Ms Lee also fought for more black talent in photoshoots: people who know how to light up, make up and style black women’s hair. On some occasions, she would arrive on a set without “POC people on the glam team,” she said.
“I never want to be involved in something that doesn’t have a large crew,” Ms. Lee continued. “It just doesn’t make sense. I actually think that’s why I’ve been a model for years and people might think I’m a new face. Maybe if I had been a little more concerned with “doing it” back then, not “doing it” in a way that I felt was true to myself – if I didn’t hold on to. which I thought was right – maybe could have happened sooner.
Lacy Redway, a longtime hairstylist, said she has had black clients who similarly fought to get her hired on a cover shoot because they felt comfortable in her hands . Prior to 2019, she said, the only magazine where she regularly worked with an all-black crew on a cover shoot was Essence, the black women’s magazine. When working for other publications, she was sometimes the only person of color on set.
“It may sound lonely,” she said. “Someone might not understand your point or understand the challenges you might present. A photographer who does not know box braids may not know that it will take more than two hours to style them, for example.

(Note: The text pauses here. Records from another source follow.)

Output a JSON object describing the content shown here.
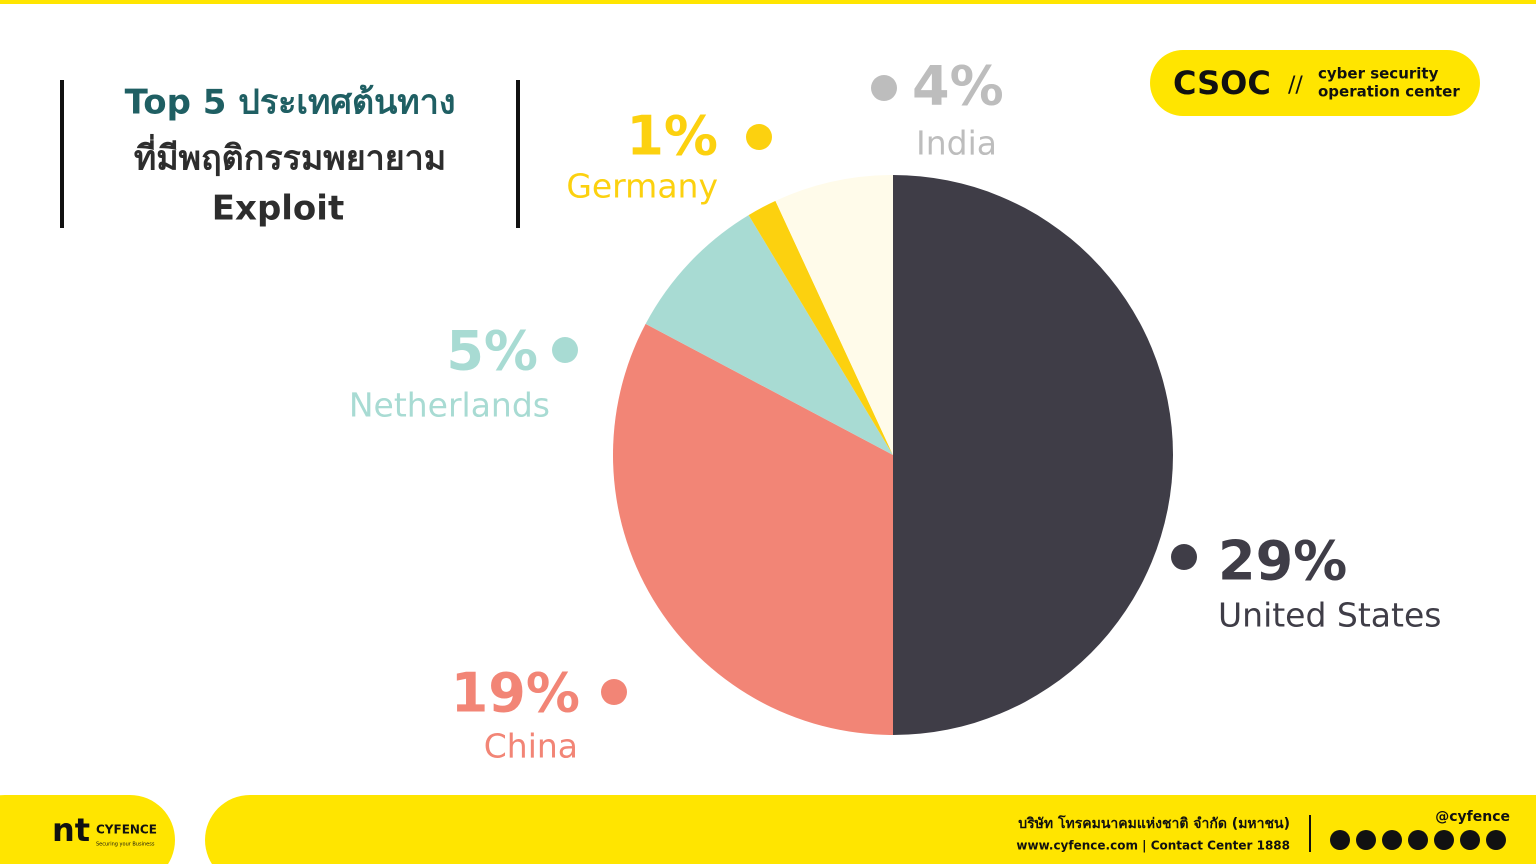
{
  "chart_data": {
    "type": "pie",
    "title": [
      "Top 5 ประเทศต้นทาง",
      "ที่มีพฤติกรรมพยายาม",
      "Exploit"
    ],
    "categories": [
      "United States",
      "China",
      "Netherlands",
      "Germany",
      "India"
    ],
    "values": [
      29,
      19,
      5,
      1,
      4
    ],
    "value_labels": [
      "29%",
      "19%",
      "5%",
      "1%",
      "4%"
    ],
    "colors": [
      "#3f3d47",
      "#f28576",
      "#a8dbd3",
      "#fcd10f",
      "#fffbea"
    ]
  },
  "badge": {
    "name": "CSOC",
    "separator": "//",
    "line1": "cyber security",
    "line2": "operation center"
  },
  "footer": {
    "logo": "nt",
    "brand": "CYFENCE",
    "tagline": "Securing your Business",
    "company": "บริษัท โทรคมนาคมแห่งชาติ จำกัด (มหาชน)",
    "contact": "www.cyfence.com | Contact Center 1888",
    "handle": "@cyfence"
  }
}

Recently, she was hired to do braids for W’s September cover, and “because it was also an all-black team, the photographer gave me no problem on how long it would take,” a- she declared.
Like other black talent, Ms Redway said she had seen an increase in work over the past year, which she attributed to magazines or advertisers responding to being called out or fearing to be canceled. But jobs haven’t gone down over time, she said, which is a promising sign that the change is here to stay.
“I just wish it didn’t come from a place of strength,” she said. “I want it to end up feeling more authentic, that the reason these opportunities are showing up for black and colored artists is because they deserve this opportunity.